Пушкин быстро обжился в Каменке. В те времена не только богатые и знатные, но даже средние семьи легко и охотно включали в свой круг чужих людей, которые становились почти членами семьи. Провинциальная жизнь упрощала отношения, усиливала приветливость и гостеприимство. Обитатели Каменки были достаточно образованны, чтобы ощутить необычность Пушкина. Его тянуло в Каменку. Ему отводили комнату во флигеле, где стоял бильярд. Лежа на этом бильярде, Пушкин дописывал «Кавказского пленника» и, дописав, поставил под поэмой: «Каменка, 20 февраля 1821». Когда Пушкин начинал думать стихами, он писал иногда без перерыва все утро, не успевая даже одеться к обеду, который подавали в два часа. Верный Никита докладывал, что кушать подано. Поэт, не отрываясь от листков, приказывал: «Подай рубашку». Лакей с рубашкой в руках стоял, ждал. Пушкин продолжал писать, лежа, разбрасывая вокруг себя исписанные стихами клочки бумаги. Хозяевам случалось, чтобы спасти драгоценные листки, запирать его комнату на ключ.
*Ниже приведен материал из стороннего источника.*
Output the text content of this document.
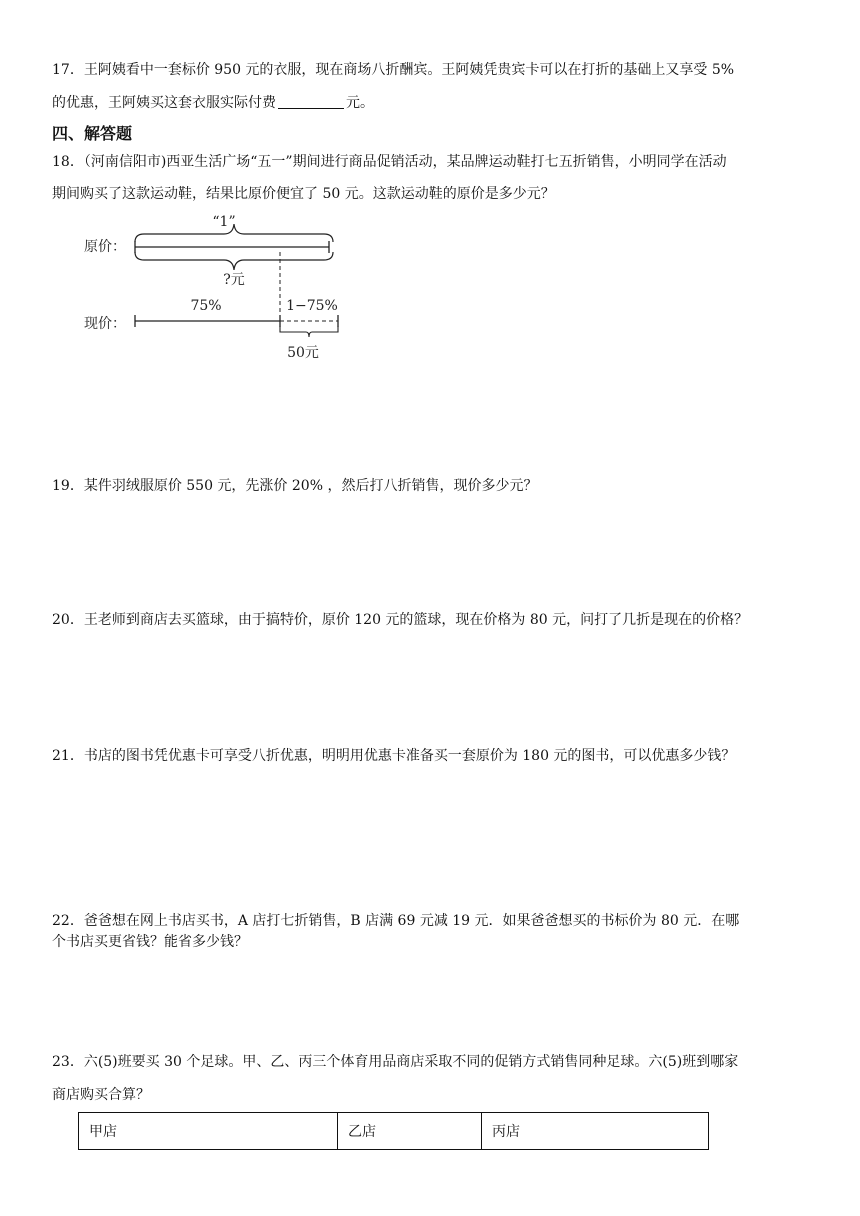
17．王阿姨看中一套标价 950 元的衣服，现在商场八折酬宾。王阿姨凭贵宾卡可以在打折的基础上又享受 5%
的优惠，王阿姨买这套衣服实际付费	元。
四、解答题
18．（河南信阳市)西亚生活广场“五一”期间进行商品促销活动，某品牌运动鞋打七五折销售，小明同学在活动
期间购买了这款运动鞋，结果比原价便宜了 50 元。这款运动鞋的原价是多少元？
“1”
原价：
?元
现价：
75%	1−75%
50元
19．某件羽绒服原价 550 元，先涨价 20% ，然后打八折销售，现价多少元？
20．王老师到商店去买篮球，由于搞特价，原价 120 元的篮球，现在价格为 80 元，问打了几折是现在的价格？
21．书店的图书凭优惠卡可享受八折优惠，明明用优惠卡准备买一套原价为 180 元的图书，可以优惠多少钱？
22．爸爸想在网上书店买书，A 店打七折销售，B 店满 69 元减 19 元．如果爸爸想买的书标价为 80 元．在哪
个书店买更省钱？能省多少钱？
23．六(5)班要买 30 个足球。甲、乙、丙三个体育用品商店采取不同的促销方式销售同种足球。六(5)班到哪家
商店购买合算？
甲店	乙店	丙店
В Каменке жили два сына Е. Н. Давыдовой от ее второго брака – Александр Львович и Василий Львович Давыдовы. Старший славился добродушием, гастрономическими вкусами и хорошенькой француженкой-женой. Аглая Давыдова, урожденная графиня де Грамон, была «весьма хорошенькая, ветреная и кокетливая, как истая француженка, и искала в шуме развлечений средств не умереть от скуки в варварской России. Она в Каменке была магнитом, привлекающим к себе всех железных деятелей Александровского времени. От главнокомандующего до корнетов все жило и ликовало в селе Каменке, но главное умирало у ног прелестной Аглаи. Д. В. Давыдов воспел ее в стихах».
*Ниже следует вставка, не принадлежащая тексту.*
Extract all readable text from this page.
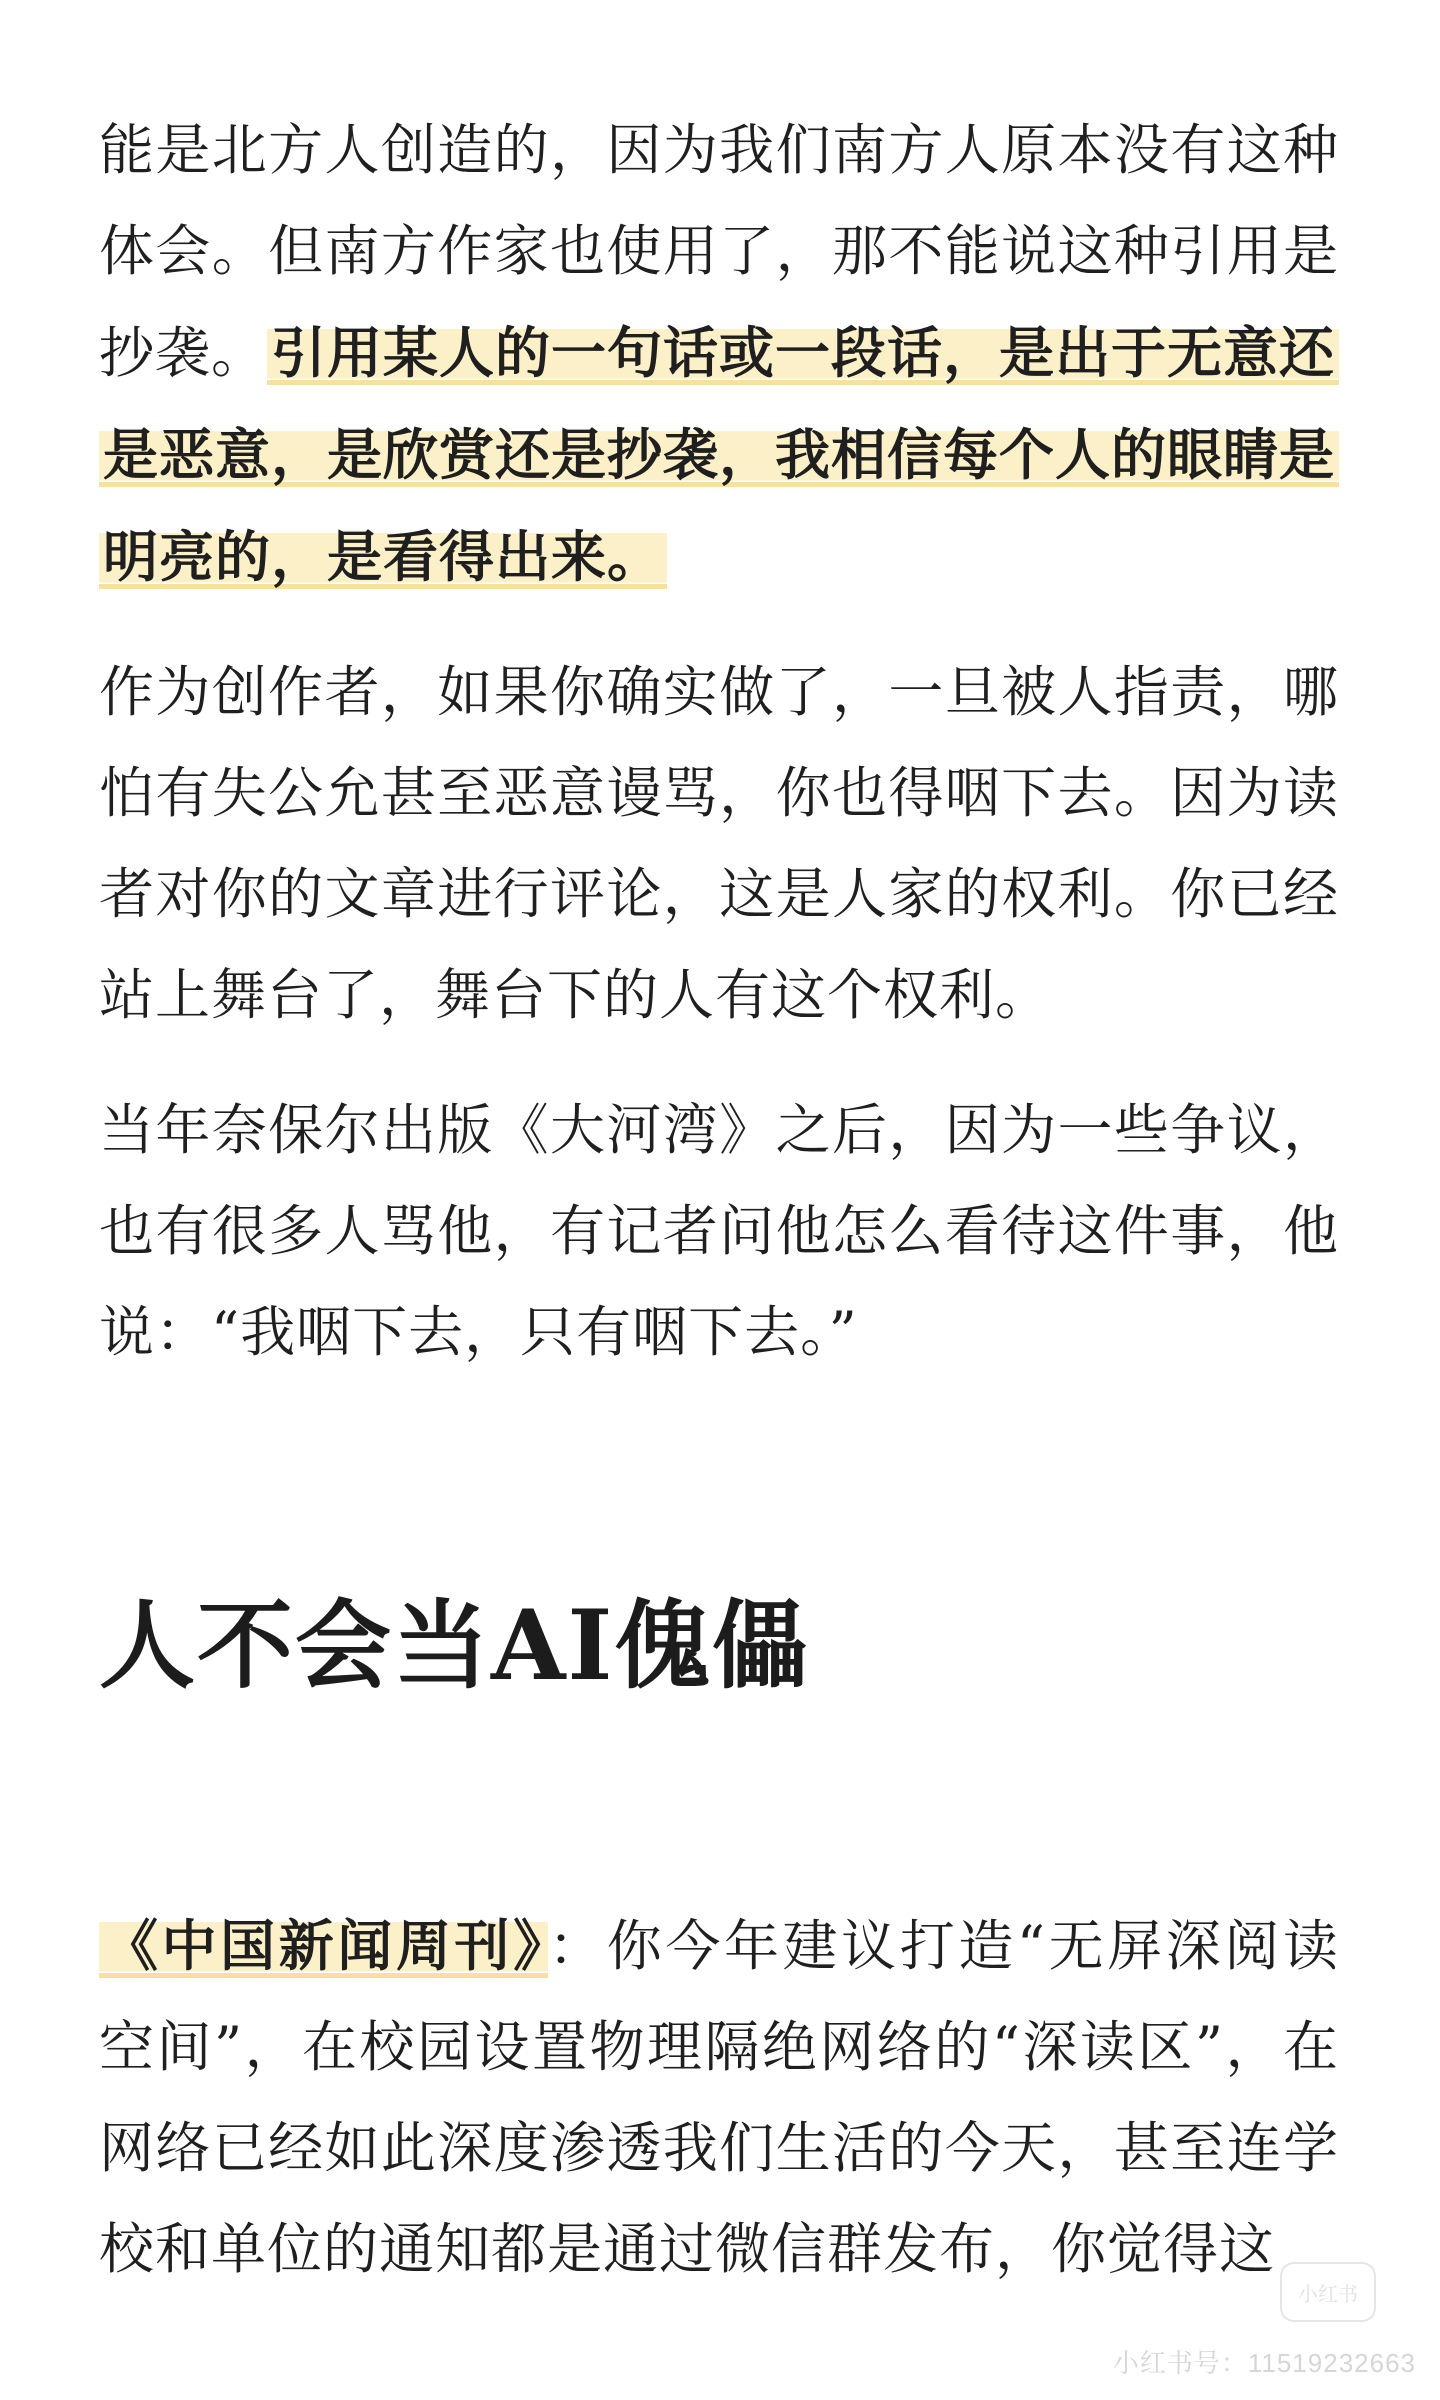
能是北方人创造的，因为我们南方人原本没有这种体会。但南方作家也使用了，那不能说这种引用是抄袭。引用某人的一句话或一段话，是出于无意还是恶意，是欣赏还是抄袭，我相信每个人的眼睛是明亮的，是看得出来。

作为创作者，如果你确实做了，一旦被人指责，哪怕有失公允甚至恶意谩骂，你也得咽下去。因为读者对你的文章进行评论，这是人家的权利。你已经站上舞台了，舞台下的人有这个权利。

当年奈保尔出版《大河湾》之后，因为一些争议，也有很多人骂他，有记者问他怎么看待这件事，他说：“我咽下去，只有咽下去。”

人不会当AI傀儡

《中国新闻周刊》：你今年建议打造“无屏深阅读空间”，在校园设置物理隔绝网络的“深读区”，在网络已经如此深度渗透我们生活的今天，甚至连学校和单位的通知都是通过微信群发布，你觉得这

小红书
小红书号：11519232663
Пушкин тоже за ней волочился, но умирать у ее ног совсем не собирался. В карманной книжке, которой он пользовался в 1820–1821 годах, есть стихи «Кокетке». Насмешливо и зло рассказывает он в них свой роман с Аглаей:

 

И вы поверить мне могли,

Как семилетняя Агнесса?

В каком романе вы нашли,

Чтоб умер от любви повеса?

Помилуйте, вам 30 лет,

Да, тридцать лет — не многим боле —

Мне за двадцать, я видел свет,

Кружился долго в нем на воле;

Уж клятвы, слезы мне смешны;

Проказы утомить успели;

Вам также с вашей стороны

Давно мужчины надоели…

Я вами точно был пленен

К тому же скука, муж ревнивый…

Я притворился, что влюблен,

Вы притворились, что стыдливы,

Мы сблизились, потом — увы —

Потом забыли клятву нашу…

 

До этих пор «все хорошо, благопристойно, могли б мы жить без диких ссор…».

 

Но нет, в трагическом жару

Вы мне сегодня поутру

Седую воскресили древность:

Вы проповедуете вновь

Покойных рыцарей любовь,

Учтивый жар, и грусть, и ревность,

Помилуйте, нет, право нет,

Я не дитя, хотя поэт…

 

(1821)

В черновиках есть варианты. Пушкин поработал над стихами, и при его страсти дразнить и зубоскалить нельзя поручиться, что он не показал их приятелям или даже самой Аглае. Вряд ли ей нравилось выслушивать от юного волокиты такие наставления:

 

Оставим юный пыл страстей,

Когда мы клонимся к закату:

Вы — старшей дочери своей,

Я — своему меньшому брату.

 

В конце 1822 года Пушкин послал Вяземскому эпиграмму:

 

Иной имел мою Аглаю

За свой мундир и черный ус,

Другой за деньги — понимаю…

 

и т. д.

Поэт просил никому ее не показывать, но на скромность его друзей трудно было полагаться. Аглая Давыдова всегда с раздражением вспоминала своего изменчивого поклонника. Может быть, избалованная успехом, привыкшая, несмотря на свою доступность, возбуждать сильные чувства, она была оскорблена, ревниво почуяла, что рядом с ней поэт думал о другой, что сквозь ее кокетливую улыбку «другой мне виделись знакомые черты… Неотразимую я видел красоту…».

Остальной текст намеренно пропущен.